Consistent branding will help get candidates in the door, while a good hiring strategy will get them on the payroll. “A hiring strategy should tell you what kind of people you’re looking to bring in while also ensuring that it’s a good place for them to work,” Herran says.
After all, bringing in the wrong people or promising a culture or benefits you can’t deliver will only lead to more resignations. “What the candidate sees during the interview process and what they see on day 30 or day 90 should all connect,” Schur says.
A strong hiring strategy also means moving quickly when you find the right candidate: When it’s a good fit, there’s no time to waste. “You can’t take 10 days to interview candidates,” Schur explains. “Our strategy internally is 48 hours from the first interview to making an offer. We know that if we wait, the best people are going to get another offer.”
CPAs can help their business clients understand and respond to the big quit by being a source of helpful and relevant information and identifying a financial path toward making necessary changes. After all, the financial risks of inadequate staffing and ongoing turnover can quickly outweigh the price tag of new incentives or workplace changes.
“There’s always something that can be done to improve on whatever perceived shortcomings exist,” Herran says. “You can always take a step in the right direction.”

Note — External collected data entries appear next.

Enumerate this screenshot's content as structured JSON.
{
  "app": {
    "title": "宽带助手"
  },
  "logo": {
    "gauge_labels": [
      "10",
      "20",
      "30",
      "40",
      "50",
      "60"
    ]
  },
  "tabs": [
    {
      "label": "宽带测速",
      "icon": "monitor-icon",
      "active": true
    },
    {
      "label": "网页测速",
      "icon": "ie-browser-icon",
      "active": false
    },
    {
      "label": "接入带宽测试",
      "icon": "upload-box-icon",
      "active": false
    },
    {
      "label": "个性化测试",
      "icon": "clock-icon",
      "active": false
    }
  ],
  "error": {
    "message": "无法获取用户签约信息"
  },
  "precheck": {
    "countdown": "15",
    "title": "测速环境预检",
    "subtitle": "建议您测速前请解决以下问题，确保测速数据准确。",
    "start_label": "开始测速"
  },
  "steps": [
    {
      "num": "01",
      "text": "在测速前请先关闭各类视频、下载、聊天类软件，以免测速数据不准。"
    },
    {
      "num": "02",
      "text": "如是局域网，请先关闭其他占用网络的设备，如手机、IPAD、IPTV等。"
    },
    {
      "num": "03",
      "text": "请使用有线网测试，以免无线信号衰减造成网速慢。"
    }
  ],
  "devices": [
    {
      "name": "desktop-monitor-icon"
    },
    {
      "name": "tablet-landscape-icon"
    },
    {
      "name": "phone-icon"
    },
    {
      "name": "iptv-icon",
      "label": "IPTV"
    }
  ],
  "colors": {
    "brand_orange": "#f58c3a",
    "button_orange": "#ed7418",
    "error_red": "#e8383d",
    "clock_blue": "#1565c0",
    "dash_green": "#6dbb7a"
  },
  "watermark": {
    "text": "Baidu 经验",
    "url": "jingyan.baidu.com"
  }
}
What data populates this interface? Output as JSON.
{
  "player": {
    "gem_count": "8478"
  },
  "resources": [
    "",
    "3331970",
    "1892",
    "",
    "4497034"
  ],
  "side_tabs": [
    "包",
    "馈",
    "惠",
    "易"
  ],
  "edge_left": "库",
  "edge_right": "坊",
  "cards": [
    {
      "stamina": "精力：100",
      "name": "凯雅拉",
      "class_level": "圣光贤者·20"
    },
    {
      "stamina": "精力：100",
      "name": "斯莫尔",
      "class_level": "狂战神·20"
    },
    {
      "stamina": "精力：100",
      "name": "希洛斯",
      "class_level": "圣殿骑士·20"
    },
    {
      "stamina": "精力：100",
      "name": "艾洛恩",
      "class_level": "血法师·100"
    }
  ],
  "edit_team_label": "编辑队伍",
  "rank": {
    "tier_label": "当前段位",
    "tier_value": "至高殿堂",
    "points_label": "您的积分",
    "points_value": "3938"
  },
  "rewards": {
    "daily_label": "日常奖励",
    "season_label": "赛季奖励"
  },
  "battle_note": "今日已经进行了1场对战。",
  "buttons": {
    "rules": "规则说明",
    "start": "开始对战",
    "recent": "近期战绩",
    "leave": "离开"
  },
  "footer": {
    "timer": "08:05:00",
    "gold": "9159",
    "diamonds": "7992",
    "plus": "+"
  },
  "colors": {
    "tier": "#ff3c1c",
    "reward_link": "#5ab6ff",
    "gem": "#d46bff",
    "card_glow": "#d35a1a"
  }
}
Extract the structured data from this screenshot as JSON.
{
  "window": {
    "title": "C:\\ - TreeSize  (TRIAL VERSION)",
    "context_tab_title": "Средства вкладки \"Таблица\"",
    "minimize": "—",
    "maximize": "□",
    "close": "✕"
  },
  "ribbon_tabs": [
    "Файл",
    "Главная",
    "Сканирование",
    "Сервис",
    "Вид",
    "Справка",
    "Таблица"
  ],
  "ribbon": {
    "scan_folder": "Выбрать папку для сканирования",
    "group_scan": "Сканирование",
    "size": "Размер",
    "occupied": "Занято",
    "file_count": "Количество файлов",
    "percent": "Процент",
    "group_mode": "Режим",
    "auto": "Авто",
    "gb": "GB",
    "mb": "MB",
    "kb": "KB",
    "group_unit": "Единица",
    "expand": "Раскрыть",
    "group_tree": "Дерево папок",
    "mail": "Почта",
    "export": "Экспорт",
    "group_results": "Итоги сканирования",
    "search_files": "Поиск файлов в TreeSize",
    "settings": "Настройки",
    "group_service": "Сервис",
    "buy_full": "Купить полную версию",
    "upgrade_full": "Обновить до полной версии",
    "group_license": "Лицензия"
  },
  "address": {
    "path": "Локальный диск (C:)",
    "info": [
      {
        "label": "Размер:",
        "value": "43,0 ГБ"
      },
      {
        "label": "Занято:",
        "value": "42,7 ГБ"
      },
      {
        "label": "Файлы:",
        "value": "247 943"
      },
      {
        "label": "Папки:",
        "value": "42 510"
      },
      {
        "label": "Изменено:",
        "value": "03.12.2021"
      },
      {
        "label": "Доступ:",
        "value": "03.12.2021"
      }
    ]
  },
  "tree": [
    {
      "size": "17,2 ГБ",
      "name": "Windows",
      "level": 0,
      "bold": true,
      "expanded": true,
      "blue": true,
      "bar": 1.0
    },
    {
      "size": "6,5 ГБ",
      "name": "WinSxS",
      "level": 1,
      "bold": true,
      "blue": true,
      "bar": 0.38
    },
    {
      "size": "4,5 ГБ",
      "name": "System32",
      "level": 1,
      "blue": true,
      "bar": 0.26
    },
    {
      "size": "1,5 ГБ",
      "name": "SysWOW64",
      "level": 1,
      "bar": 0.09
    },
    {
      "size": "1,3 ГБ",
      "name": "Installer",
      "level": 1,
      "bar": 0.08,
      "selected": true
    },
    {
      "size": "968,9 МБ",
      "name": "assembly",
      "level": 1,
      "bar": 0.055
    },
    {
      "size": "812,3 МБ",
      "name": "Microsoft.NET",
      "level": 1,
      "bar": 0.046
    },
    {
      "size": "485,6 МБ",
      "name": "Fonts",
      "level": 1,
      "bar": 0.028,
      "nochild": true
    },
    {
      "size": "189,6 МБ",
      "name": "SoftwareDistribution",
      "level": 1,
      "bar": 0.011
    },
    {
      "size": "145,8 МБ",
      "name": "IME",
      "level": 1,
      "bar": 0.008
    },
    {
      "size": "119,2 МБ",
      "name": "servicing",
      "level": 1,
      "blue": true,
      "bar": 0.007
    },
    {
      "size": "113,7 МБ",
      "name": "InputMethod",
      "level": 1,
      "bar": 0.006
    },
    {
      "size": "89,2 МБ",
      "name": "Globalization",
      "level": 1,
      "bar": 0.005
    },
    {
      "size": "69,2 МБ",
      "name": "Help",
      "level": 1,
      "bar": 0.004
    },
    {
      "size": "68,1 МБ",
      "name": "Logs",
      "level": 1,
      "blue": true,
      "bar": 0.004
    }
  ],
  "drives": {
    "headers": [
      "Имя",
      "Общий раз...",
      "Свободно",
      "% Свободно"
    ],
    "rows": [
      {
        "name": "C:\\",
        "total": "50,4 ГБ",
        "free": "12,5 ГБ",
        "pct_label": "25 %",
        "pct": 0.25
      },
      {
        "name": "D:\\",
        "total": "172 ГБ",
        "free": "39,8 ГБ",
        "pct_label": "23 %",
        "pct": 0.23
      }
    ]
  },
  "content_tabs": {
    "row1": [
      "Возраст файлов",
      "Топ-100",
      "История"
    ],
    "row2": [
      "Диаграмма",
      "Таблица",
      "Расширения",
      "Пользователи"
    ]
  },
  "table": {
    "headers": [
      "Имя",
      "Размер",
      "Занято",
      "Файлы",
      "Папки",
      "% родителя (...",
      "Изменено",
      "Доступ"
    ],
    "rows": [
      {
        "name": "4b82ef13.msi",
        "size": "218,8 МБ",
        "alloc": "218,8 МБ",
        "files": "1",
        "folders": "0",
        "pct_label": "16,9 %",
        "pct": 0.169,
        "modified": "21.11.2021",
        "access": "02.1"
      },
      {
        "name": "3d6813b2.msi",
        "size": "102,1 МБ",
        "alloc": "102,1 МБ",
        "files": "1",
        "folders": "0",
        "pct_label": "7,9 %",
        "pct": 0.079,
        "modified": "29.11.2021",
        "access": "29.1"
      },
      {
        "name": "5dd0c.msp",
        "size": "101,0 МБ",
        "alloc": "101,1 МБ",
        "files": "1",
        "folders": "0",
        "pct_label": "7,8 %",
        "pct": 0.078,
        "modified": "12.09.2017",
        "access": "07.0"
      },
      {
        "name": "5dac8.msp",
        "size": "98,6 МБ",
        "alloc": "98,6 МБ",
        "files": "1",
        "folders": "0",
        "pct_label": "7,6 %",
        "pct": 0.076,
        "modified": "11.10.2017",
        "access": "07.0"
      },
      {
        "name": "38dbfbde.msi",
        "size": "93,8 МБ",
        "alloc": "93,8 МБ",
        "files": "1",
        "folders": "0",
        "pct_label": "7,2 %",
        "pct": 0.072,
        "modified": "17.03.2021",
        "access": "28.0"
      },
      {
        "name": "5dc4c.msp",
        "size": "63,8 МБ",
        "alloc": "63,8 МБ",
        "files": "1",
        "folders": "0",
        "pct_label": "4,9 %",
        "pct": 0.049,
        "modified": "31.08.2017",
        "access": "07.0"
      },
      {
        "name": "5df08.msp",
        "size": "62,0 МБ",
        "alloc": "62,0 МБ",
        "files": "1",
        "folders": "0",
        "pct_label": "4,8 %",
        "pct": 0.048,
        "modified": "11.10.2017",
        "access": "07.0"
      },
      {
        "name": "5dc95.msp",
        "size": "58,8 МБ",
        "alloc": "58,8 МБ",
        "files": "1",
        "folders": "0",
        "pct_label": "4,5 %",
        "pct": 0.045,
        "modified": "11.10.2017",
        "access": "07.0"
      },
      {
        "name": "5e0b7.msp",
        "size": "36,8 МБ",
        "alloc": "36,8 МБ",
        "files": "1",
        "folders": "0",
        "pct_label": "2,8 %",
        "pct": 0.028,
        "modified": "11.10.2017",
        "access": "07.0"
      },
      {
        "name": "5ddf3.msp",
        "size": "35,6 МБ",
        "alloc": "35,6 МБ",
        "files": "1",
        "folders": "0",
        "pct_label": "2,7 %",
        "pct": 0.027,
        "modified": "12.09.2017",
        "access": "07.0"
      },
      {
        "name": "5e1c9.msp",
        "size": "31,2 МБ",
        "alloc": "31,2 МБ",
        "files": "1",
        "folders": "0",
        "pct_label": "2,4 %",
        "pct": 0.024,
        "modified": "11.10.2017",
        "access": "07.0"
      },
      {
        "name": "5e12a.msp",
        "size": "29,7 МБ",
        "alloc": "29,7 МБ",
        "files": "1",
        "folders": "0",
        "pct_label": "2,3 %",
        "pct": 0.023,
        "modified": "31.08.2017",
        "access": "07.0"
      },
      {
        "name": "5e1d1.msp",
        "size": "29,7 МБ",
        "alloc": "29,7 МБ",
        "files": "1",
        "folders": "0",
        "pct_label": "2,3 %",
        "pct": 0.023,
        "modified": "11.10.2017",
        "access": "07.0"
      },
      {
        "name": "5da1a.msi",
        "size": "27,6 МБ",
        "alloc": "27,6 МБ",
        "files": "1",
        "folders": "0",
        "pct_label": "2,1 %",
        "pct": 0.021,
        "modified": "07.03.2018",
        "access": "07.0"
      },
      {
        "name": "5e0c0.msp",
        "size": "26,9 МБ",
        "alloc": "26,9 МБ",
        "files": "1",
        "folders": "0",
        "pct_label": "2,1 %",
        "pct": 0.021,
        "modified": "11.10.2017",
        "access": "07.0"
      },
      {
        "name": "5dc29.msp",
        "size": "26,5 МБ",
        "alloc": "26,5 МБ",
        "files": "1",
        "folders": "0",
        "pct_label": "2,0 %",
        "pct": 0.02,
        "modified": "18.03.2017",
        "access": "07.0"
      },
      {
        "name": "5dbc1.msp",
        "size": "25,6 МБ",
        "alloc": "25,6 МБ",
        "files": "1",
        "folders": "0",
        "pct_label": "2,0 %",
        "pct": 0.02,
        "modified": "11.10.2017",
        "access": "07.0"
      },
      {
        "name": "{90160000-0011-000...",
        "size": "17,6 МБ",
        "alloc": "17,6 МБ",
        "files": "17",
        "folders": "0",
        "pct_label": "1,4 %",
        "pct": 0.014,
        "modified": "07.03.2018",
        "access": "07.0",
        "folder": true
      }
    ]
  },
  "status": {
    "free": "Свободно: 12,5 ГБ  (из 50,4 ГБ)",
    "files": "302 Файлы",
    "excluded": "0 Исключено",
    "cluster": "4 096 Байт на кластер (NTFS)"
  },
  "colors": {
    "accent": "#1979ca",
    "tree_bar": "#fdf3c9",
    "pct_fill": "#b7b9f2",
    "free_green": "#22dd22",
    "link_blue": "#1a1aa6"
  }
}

Clients will need accurate numbers and excellent forecasting to build effective strategies, and they will need industry-specific advice and sound financial insights to identify and execute the right moves. “You cannot wait to make this a priority,” Schur says. “The most important thing I do every day is help bring the right talent on board.”
All in all, workers finally feeling able to ask for what they really want is a boon for companies and firms willing to make creative changes quickly. Employers who take worker demands seriously can develop a huge strategic advantage over those who dismiss the big quit as a trend and refuse to adapt. “It’s an unusual wrinkle that we’ve had this short, severe shock to the economy,” Sasveld says. “There’s much more uncertainty, but overall it’s still a pretty positive picture.”
Annie Mueller is an experienced Puerto Rico-based financial writer. She is a frequent contributor to various industry publications.